Cássio Arreguy

21/06/2007 15:00

O SABOR DAS PALAVRAS

Da Série Minhas Crônicas

Vem de longe o gosto do homem pelos prazeres da comida. Desde a antiguidade o ato de comer merece registro nos alfarrábios. Com o passar do tempo e o desenvolvimento da gastronomia, vários termos e palavras foram surgindo, alimentando o vocabulário universal. Comer, e mais ainda, degustar, passaram a integrar o seleto grupo dos grandes prazeres da vida. Não vai aqui, de forma alguma, qualquer desrespeito à imensa parcela da população mundial, para quem comer é palavra quase extinta do vocabulário.
Para vocês terem uma idéia, sabem quantas palavras da língua portuguesa estão relacionadas à gastronomia e comida? Quantas expressões e ditos populares?

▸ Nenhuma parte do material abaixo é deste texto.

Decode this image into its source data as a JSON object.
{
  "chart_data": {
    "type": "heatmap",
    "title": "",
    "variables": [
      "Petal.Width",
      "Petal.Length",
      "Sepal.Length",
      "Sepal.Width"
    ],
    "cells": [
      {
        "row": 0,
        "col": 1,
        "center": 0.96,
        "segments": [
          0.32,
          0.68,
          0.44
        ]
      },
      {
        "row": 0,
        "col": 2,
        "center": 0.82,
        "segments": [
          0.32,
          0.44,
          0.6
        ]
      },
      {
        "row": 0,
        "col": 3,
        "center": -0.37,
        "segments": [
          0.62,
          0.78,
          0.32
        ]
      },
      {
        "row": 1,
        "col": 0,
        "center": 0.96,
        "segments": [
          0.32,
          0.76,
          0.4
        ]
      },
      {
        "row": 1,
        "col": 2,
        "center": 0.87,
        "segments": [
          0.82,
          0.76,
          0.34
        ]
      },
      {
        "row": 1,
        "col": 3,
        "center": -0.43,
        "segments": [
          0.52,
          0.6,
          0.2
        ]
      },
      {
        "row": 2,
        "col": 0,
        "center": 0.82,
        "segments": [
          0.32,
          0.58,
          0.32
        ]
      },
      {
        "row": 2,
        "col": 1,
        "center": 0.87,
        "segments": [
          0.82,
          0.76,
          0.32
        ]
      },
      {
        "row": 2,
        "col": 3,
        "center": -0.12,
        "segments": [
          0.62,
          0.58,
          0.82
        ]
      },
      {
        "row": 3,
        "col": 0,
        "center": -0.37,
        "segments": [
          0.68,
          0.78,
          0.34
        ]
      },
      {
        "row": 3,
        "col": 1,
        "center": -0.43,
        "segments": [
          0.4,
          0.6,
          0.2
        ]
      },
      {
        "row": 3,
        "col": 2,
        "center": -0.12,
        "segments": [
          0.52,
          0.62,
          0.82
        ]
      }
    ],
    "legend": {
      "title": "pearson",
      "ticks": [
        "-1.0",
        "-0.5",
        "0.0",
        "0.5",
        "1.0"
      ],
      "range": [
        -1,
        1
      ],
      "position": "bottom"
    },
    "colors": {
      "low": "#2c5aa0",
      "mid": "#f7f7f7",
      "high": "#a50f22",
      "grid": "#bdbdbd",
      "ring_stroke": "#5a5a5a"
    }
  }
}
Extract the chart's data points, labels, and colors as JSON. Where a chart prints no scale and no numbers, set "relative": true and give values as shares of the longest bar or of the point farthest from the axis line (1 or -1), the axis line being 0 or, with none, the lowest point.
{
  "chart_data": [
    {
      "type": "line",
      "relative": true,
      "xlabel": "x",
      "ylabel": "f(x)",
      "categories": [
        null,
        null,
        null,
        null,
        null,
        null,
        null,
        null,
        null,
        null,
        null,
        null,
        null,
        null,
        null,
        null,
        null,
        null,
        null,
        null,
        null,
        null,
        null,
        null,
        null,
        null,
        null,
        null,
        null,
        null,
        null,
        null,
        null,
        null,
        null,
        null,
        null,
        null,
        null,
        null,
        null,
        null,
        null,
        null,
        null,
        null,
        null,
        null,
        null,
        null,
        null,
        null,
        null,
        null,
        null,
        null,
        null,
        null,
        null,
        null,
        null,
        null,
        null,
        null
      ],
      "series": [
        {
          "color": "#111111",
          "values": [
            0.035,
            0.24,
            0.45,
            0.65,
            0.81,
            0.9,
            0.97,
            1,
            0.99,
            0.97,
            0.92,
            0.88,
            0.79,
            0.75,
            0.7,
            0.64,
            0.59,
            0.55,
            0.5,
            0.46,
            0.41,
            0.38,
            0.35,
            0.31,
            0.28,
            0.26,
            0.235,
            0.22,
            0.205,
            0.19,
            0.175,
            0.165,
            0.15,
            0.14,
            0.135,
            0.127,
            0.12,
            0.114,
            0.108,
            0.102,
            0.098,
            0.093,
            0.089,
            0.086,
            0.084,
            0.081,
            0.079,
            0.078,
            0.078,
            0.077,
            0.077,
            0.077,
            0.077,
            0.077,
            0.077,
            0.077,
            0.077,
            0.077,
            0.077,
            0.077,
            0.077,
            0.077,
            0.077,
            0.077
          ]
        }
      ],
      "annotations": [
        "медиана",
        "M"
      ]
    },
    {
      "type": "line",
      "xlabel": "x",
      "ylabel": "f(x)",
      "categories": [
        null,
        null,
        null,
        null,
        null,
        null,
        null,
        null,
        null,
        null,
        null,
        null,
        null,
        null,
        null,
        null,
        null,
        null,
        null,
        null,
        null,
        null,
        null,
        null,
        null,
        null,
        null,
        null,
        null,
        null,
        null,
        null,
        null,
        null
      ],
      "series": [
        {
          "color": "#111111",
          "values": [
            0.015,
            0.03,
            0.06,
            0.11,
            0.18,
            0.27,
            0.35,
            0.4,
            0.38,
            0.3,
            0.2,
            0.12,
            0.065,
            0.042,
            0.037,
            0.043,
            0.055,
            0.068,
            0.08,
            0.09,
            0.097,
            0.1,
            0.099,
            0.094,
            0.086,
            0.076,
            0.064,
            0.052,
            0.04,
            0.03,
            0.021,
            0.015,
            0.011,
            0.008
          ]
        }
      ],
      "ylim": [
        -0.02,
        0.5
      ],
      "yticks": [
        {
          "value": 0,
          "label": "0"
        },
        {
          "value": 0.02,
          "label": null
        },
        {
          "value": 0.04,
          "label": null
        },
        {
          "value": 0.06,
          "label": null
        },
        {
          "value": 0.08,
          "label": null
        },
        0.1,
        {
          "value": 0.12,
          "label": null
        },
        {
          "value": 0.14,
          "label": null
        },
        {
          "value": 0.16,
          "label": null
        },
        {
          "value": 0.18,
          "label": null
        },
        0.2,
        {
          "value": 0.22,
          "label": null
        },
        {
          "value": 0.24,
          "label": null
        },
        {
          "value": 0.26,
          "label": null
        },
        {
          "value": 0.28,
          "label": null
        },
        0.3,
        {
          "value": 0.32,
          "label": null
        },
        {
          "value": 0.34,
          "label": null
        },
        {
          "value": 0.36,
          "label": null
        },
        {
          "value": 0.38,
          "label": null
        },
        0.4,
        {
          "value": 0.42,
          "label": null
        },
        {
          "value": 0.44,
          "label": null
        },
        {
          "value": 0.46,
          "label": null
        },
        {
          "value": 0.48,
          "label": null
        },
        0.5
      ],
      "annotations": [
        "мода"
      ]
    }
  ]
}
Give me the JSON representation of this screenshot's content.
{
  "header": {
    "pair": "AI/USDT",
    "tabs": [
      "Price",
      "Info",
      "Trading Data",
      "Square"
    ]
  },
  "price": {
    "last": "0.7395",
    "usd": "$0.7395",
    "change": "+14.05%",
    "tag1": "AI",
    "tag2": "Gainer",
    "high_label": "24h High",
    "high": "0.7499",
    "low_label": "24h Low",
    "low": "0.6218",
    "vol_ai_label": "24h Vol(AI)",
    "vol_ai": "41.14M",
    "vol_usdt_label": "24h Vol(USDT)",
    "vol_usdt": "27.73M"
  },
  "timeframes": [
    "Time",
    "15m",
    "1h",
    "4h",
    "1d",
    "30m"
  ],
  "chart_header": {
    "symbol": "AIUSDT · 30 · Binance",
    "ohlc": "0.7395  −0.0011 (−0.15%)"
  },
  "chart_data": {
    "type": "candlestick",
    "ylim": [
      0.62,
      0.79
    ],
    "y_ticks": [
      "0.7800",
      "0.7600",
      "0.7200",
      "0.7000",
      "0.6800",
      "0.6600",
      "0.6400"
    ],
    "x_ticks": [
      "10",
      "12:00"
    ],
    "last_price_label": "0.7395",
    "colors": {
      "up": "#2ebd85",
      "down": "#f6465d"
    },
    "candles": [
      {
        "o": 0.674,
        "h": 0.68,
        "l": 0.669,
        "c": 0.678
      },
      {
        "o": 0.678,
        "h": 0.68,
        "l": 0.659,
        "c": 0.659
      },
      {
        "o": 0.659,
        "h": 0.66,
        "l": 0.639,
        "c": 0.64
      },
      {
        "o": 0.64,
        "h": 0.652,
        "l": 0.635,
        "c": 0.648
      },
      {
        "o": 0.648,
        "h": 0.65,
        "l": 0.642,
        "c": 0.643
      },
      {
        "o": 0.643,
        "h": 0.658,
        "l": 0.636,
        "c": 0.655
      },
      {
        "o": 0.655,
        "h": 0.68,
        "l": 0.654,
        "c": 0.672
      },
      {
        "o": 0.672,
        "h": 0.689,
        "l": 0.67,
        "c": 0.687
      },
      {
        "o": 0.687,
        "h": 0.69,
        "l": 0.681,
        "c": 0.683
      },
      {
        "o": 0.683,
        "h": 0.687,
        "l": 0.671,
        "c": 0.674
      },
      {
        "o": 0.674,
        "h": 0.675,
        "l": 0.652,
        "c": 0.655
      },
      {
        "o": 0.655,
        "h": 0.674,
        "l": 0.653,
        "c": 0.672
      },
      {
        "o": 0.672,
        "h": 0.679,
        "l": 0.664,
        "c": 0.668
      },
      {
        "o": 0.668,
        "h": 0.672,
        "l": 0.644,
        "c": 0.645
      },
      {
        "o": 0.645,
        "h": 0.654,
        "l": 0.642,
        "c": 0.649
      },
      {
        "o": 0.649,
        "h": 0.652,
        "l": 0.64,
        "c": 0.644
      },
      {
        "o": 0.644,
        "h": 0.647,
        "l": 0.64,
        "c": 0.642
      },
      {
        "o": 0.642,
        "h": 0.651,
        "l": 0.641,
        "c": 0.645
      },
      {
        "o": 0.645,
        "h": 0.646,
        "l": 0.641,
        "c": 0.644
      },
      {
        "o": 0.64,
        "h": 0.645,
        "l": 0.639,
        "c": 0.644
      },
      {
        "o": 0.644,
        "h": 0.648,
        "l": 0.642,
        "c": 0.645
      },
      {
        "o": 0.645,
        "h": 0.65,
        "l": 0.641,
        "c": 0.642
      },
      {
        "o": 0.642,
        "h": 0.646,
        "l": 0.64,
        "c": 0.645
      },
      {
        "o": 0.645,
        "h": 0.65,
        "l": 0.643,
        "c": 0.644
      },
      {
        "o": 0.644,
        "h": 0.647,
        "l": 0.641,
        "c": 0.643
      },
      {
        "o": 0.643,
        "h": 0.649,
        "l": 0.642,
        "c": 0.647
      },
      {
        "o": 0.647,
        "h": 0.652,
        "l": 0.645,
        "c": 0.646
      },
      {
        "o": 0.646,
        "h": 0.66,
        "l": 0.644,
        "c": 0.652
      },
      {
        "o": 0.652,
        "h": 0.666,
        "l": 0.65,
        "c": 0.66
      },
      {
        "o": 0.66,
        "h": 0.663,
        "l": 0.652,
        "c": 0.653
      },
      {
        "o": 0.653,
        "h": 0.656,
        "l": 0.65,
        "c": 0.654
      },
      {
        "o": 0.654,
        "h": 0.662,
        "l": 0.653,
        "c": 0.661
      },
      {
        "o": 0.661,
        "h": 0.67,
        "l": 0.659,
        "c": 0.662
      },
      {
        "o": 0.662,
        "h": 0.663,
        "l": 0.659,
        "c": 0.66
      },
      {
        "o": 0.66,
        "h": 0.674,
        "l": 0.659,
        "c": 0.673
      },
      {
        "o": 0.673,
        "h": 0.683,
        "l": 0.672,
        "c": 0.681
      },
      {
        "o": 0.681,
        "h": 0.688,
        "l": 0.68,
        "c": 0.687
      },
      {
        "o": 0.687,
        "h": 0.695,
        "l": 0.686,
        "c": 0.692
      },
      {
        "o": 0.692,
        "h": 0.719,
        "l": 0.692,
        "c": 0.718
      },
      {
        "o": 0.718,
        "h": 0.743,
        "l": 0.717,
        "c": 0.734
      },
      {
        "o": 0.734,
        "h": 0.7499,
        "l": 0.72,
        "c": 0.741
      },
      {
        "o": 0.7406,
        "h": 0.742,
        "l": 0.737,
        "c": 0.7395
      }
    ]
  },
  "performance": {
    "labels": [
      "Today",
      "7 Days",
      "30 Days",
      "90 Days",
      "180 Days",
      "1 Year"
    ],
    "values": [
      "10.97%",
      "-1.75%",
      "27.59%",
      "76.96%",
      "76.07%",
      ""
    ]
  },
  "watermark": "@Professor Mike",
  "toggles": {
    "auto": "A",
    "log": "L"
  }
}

Dá gosto ler textos que se referem ao bem comer, de autores que usam as palavras com o mesmo prazer e volúpia com que se deliciam à mesa. Através da literatura vemos o quanto nossa vida é uma extensão da cozinha. Eu mesmo, caçula que sou, sempre fui carinhosamente chamado de “raspa-do-tacho”.
Na minha casa tem ainda minha irmã, apelidada de “manteiga derretida”, só porque tem o hábito de chorar à toa. Já meu irmão, de tão teimoso, é “carne-de-pescoço”. Quem nunca levou um “bolo” da namorada ou namorado? Quantos relacionamentos “azedaram” vida afora? E há coisas tão fáceis, que achamos “mamão com açúcar”.
Nos tempos de meu pai, as meninas bonitas eram chamadas de “docinhos de côco”, uns “filés”, de acordo com um guloso vizinho. Sem falar nos “abacaxis” que descascamos quase diariamente. O tempo inteiro estamos falando de comida, no sentido figurado ou no literal mesmo.
Todos nós, que tivemos um dia que “engolir” o Zagallo, vimos grandes goleiros paparem “frangos” indigestos. No futebol sempre foi assim. Na última Copa do Mundo, enquanto o Brasil praticava um futebol “sem sal”, levando a competição em “banho-maria”, a seleção italiana foi “comendo pelas beiradas”, chegando à final contra a pátria da alta gastronomia, a França. No embate entre a alta cuisine e a velha tradição italiana, os gauleses foram devorados pelos adeptos da massa, e serviram o champanhe aos da terra da bota. E nós temos até hoje a turma de Zidane atravessada em nossa garganta.
Falar de comida atrai tanto a atenção que nos anos negros da ditadura militar, o jornal O Estado de S.Paulo, impedido pelo governo de publicar editoriais e outros artigos, recorreu a receitas culinárias para ocupar o espaço. A música popular brasileira também é um prato cheio: caju, mamão, maçã, banana, limão, açaí, fruta-do-conde (!), uva, um pomar inteiro já figurou em inúmeras canções. Isto para ficar apenas nas frutas, pois de carnes a massas, almoços e jantares, restaurantes e bares, tudo já passou pela MPB. Na literatura nem se fala. Todos os grandes escritores e autores brasileiros já escreveram sobre comida ou têm, no ato de comer, uma tarefa quase ritualística.
Taí, comer é um ritual. Não digo simplesmente ingerir alimentos para matar a fome. Digo comer com prazer, com calma, com emoção. Em torno da mesa é que se tomam as decisões mais importantes da vida. Não é por acaso a figuração da Santa Ceia como um dos principais momentos da celebração católica. Além de um grande prazer, comer recheia nossa língua, temperando-a com o sabor das palavras, o aroma das letras e nos dando a grande satisfação de ter o estômago, e a mente, “forrados”.